The old man's thin voice promptly brought out a smile. Abraham Irving Goldstein, his onetime professor and continuing mentor. Avram Yitzchak Goldstein of Minsk, who had begun his career in America as a seventeen-year-old peddling ribbons from a pushcart in Brooklyn, and ended it as a distinguished scholar. Abe Goldstein, longtime friend.
"Abe, hello! Where are you calling from?"
"Where should I be calling from? Yucatan. Listen, how would you like to come down here to Tlaloc for a few weeks and give me a hand on the dig? Julie, too, if she can get some time off."
Gideon covered the mouthpiece with his hand and looked at Julie. “I don't believe this."
Abe, as a member of the board of directors of the Horizon Foundation for Anthropological Research, was at a Horizon-sponsored excavation about sixty miles from Merida, near Mexico's Gulf Coast. Tlaloc, a small Mayan ceremonial center, had been discovered only ten years before, and work had begun in 1980. But when a scandal had made the site notorious in 1982, the Mexican government's Institute Nacional de Antropologia e Historia had shut down the excavation. “For all time,” they had declared somewhat histrionically, “to bury the memory of this shameful hour.” Gideon had been there at the time, just finishing up work on the collection of human bones that divers had recovered from the cenote—the sacrificial well—a few hundred feet from the buildings, and he had been as shocked and disgusted as anyone else by what had happened.

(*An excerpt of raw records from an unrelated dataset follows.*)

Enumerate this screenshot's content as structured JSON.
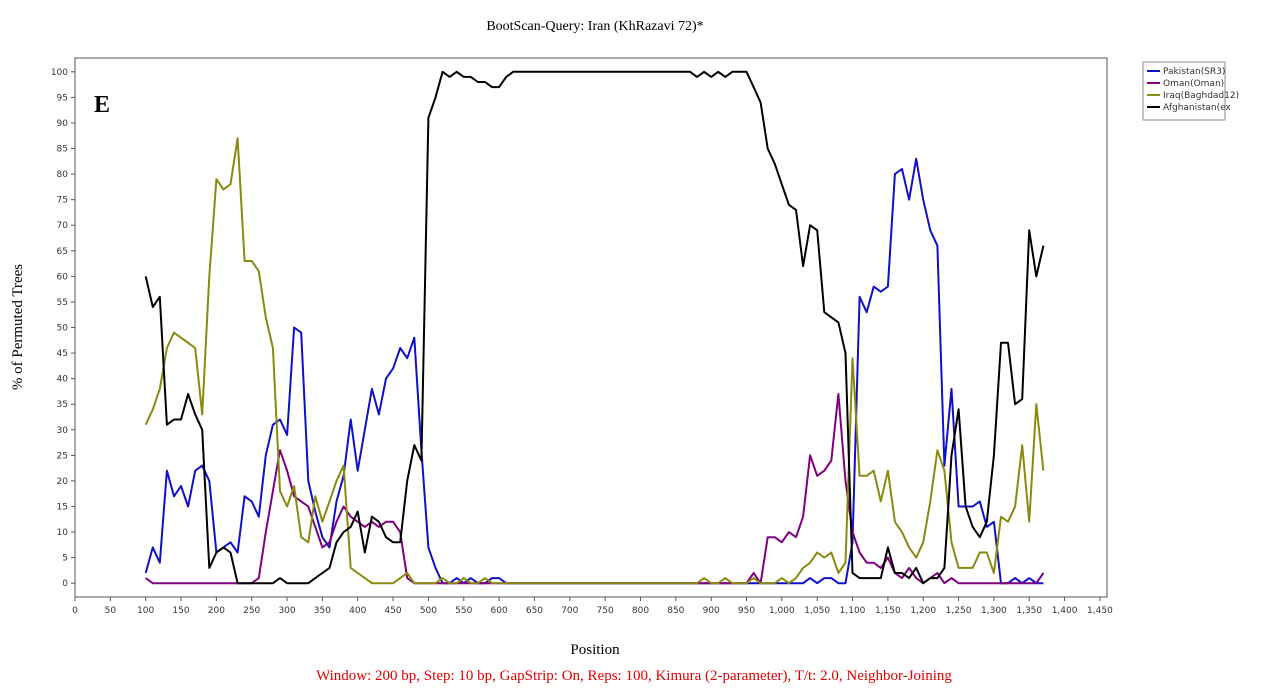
{
  "chart_data": {
    "type": "line",
    "title": "BootScan-Query: Iran (KhRazavi 72)*",
    "panel_label": "E",
    "xlabel": "Position",
    "ylabel": "% of Permuted Trees",
    "footnote": "Window: 200 bp, Step: 10 bp, GapStrip: On, Reps: 100, Kimura (2-parameter), T/t: 2.0, Neighbor-Joining",
    "legend": "top-right-outside",
    "xlim": [
      0,
      1460
    ],
    "ylim": [
      -2.7,
      102.7
    ],
    "xticks": [
      0,
      50,
      100,
      150,
      200,
      250,
      300,
      350,
      400,
      450,
      500,
      550,
      600,
      650,
      700,
      750,
      800,
      850,
      900,
      950,
      {
        "value": 1000,
        "label": "1,000"
      },
      {
        "value": 1050,
        "label": "1,050"
      },
      {
        "value": 1100,
        "label": "1,100"
      },
      {
        "value": 1150,
        "label": "1,150"
      },
      {
        "value": 1200,
        "label": "1,200"
      },
      {
        "value": 1250,
        "label": "1,250"
      },
      {
        "value": 1300,
        "label": "1,300"
      },
      {
        "value": 1350,
        "label": "1,350"
      },
      {
        "value": 1400,
        "label": "1,400"
      },
      {
        "value": 1450,
        "label": "1,450"
      }
    ],
    "yticks": [
      0,
      5,
      10,
      15,
      20,
      25,
      30,
      35,
      40,
      45,
      50,
      55,
      60,
      65,
      70,
      75,
      80,
      85,
      90,
      95,
      100
    ],
    "x": [
      100,
      110,
      120,
      130,
      140,
      150,
      160,
      170,
      180,
      190,
      200,
      210,
      220,
      230,
      240,
      250,
      260,
      270,
      280,
      290,
      300,
      310,
      320,
      330,
      340,
      350,
      360,
      370,
      380,
      390,
      400,
      410,
      420,
      430,
      440,
      450,
      460,
      470,
      480,
      490,
      500,
      510,
      520,
      530,
      540,
      550,
      560,
      570,
      580,
      590,
      600,
      610,
      620,
      630,
      640,
      650,
      660,
      670,
      680,
      690,
      700,
      710,
      720,
      730,
      740,
      750,
      760,
      770,
      780,
      790,
      800,
      810,
      820,
      830,
      840,
      850,
      860,
      870,
      880,
      890,
      900,
      910,
      920,
      930,
      940,
      950,
      960,
      970,
      980,
      990,
      1000,
      1010,
      1020,
      1030,
      1040,
      1050,
      1060,
      1070,
      1080,
      1090,
      1100,
      1110,
      1120,
      1130,
      1140,
      1150,
      1160,
      1170,
      1180,
      1190,
      1200,
      1210,
      1220,
      1230,
      1240,
      1250,
      1260,
      1270,
      1280,
      1290,
      1300,
      1310,
      1320,
      1330,
      1340,
      1350,
      1360,
      1370
    ],
    "series": [
      {
        "name": "Pakistan(SR3)",
        "color": "#1010c8",
        "values": [
          2,
          7,
          4,
          22,
          17,
          19,
          15,
          22,
          23,
          20,
          6,
          7,
          8,
          6,
          17,
          16,
          13,
          25,
          31,
          32,
          29,
          50,
          49,
          20,
          14,
          9,
          7,
          16,
          21,
          32,
          22,
          30,
          38,
          33,
          40,
          42,
          46,
          44,
          48,
          26,
          7,
          3,
          0,
          0,
          1,
          0,
          1,
          0,
          0,
          1,
          1,
          0,
          0,
          0,
          0,
          0,
          0,
          0,
          0,
          0,
          0,
          0,
          0,
          0,
          0,
          0,
          0,
          0,
          0,
          0,
          0,
          0,
          0,
          0,
          0,
          0,
          0,
          0,
          0,
          0,
          0,
          0,
          0,
          0,
          0,
          0,
          0,
          0,
          0,
          0,
          0,
          0,
          0,
          0,
          1,
          0,
          1,
          1,
          0,
          0,
          8,
          56,
          53,
          58,
          57,
          58,
          80,
          81,
          75,
          83,
          75,
          69,
          66,
          23,
          38,
          15,
          15,
          15,
          16,
          11,
          12,
          0,
          0,
          1,
          0,
          1,
          0,
          0
        ]
      },
      {
        "name": "Oman(Oman)",
        "color": "#800080",
        "values": [
          1,
          0,
          0,
          0,
          0,
          0,
          0,
          0,
          0,
          0,
          0,
          0,
          0,
          0,
          0,
          0,
          1,
          10,
          18,
          26,
          22,
          17,
          16,
          15,
          11,
          7,
          8,
          12,
          15,
          13,
          12,
          11,
          12,
          11,
          12,
          12,
          10,
          1,
          0,
          0,
          0,
          0,
          0,
          0,
          0,
          0,
          0,
          0,
          0,
          0,
          0,
          0,
          0,
          0,
          0,
          0,
          0,
          0,
          0,
          0,
          0,
          0,
          0,
          0,
          0,
          0,
          0,
          0,
          0,
          0,
          0,
          0,
          0,
          0,
          0,
          0,
          0,
          0,
          0,
          0,
          0,
          0,
          0,
          0,
          0,
          0,
          2,
          0,
          9,
          9,
          8,
          10,
          9,
          13,
          25,
          21,
          22,
          24,
          37,
          20,
          10,
          6,
          4,
          4,
          3,
          5,
          2,
          1,
          3,
          1,
          0,
          1,
          2,
          0,
          1,
          0,
          0,
          0,
          0,
          0,
          0,
          0,
          0,
          0,
          0,
          0,
          0,
          2
        ]
      },
      {
        "name": "Iraq(Baghdad12)",
        "color": "#8a8a10",
        "values": [
          31,
          34,
          38,
          46,
          49,
          48,
          47,
          46,
          33,
          60,
          79,
          77,
          78,
          87,
          63,
          63,
          61,
          52,
          46,
          18,
          15,
          19,
          9,
          8,
          17,
          12,
          16,
          20,
          23,
          3,
          2,
          1,
          0,
          0,
          0,
          0,
          1,
          2,
          0,
          0,
          0,
          0,
          1,
          0,
          0,
          1,
          0,
          0,
          1,
          0,
          0,
          0,
          0,
          0,
          0,
          0,
          0,
          0,
          0,
          0,
          0,
          0,
          0,
          0,
          0,
          0,
          0,
          0,
          0,
          0,
          0,
          0,
          0,
          0,
          0,
          0,
          0,
          0,
          0,
          1,
          0,
          0,
          1,
          0,
          0,
          0,
          1,
          0,
          0,
          0,
          1,
          0,
          1,
          3,
          4,
          6,
          5,
          6,
          2,
          4,
          44,
          21,
          21,
          22,
          16,
          22,
          12,
          10,
          7,
          5,
          8,
          16,
          26,
          22,
          8,
          3,
          3,
          3,
          6,
          6,
          2,
          13,
          12,
          15,
          27,
          12,
          35,
          22
        ]
      },
      {
        "name": "Afghanistan(ex",
        "color": "#000000",
        "values": [
          60,
          54,
          56,
          31,
          32,
          32,
          37,
          33,
          30,
          3,
          6,
          7,
          6,
          0,
          0,
          0,
          0,
          0,
          0,
          1,
          0,
          0,
          0,
          0,
          1,
          2,
          3,
          8,
          10,
          11,
          14,
          6,
          13,
          12,
          9,
          8,
          8,
          20,
          27,
          24,
          91,
          95,
          100,
          99,
          100,
          99,
          99,
          98,
          98,
          97,
          97,
          99,
          100,
          100,
          100,
          100,
          100,
          100,
          100,
          100,
          100,
          100,
          100,
          100,
          100,
          100,
          100,
          100,
          100,
          100,
          100,
          100,
          100,
          100,
          100,
          100,
          100,
          100,
          99,
          100,
          99,
          100,
          99,
          100,
          100,
          100,
          97,
          94,
          85,
          82,
          78,
          74,
          73,
          62,
          70,
          69,
          53,
          52,
          51,
          45,
          2,
          1,
          1,
          1,
          1,
          7,
          2,
          2,
          1,
          3,
          0,
          1,
          1,
          3,
          25,
          34,
          15,
          11,
          9,
          12,
          25,
          47,
          47,
          35,
          36,
          69,
          60,
          66
        ]
      }
    ]
  }
}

Afterwards, the site had remained locked for over five years while Horizon and the Institute engaged in recriminations and negotiations. Eventually, Horizon had made handsome amends and the threat of a suit had died quietly away. Then six months ago the government had relented further, allowing Horizon to begin work again, “subject to stringent review by the Institute.” One of the express provisions was that Dr. Abraham Goldstein (who had had no part in the original dig) would personally direct the start-up, lending his impeccable reputation and expertise to an operation that had been sadly botched the first time around.
This, Gideon had no doubt, had been subtly engineered by the “retired” seventy-eight-year-old professor, who had left Sequim for Yucatan in early December to begin laying the pre-excavation groundwork. Gideon had not been asked along; the dredging of the cenote was finished, and no further burials were expected.
"What's up, Abe?” Gideon asked. “Don't tell me you turned up some skeletal stuff after all?"
"That's right. You remember the building they called the Priest's House?"
"Southeast of the temple, all buried in vines? The one we hadn't worked on yet?"
"That's the one. Only now we got some of the vines cleaned off and, guess what, there's a body a couple of feet inside the entry. I made them leave it alone to wait for you. You can come?"
"What's the weather like?” Not that it made any difference. He could already feel the excitement of a dig building in his chest. But he felt that he ought to show at least a semblance of thinking it over.
"Like it always is here. Hot. Sunny. Humid. Just the way you don't like, but the dig is a pleasure."
Gideon gazed out the window at the rain streaming from the leaves of the soaked rhododendron thicket that backed against the Sciences and Humanities Building. “When did I ever say I didn't like it hot and sunny?” he asked dreamily.
Abe laughed. “Boy, you got a short memory. So, you can come or you can't come?"
"I can come.” With bells on, he could come. He squeezed Julie's leg and smiled at her. She had plenty of vacation time saved up. She could come too.
"Ah, wonderful!” Abe said. His pleasure warmed Gideon. “That's fine!"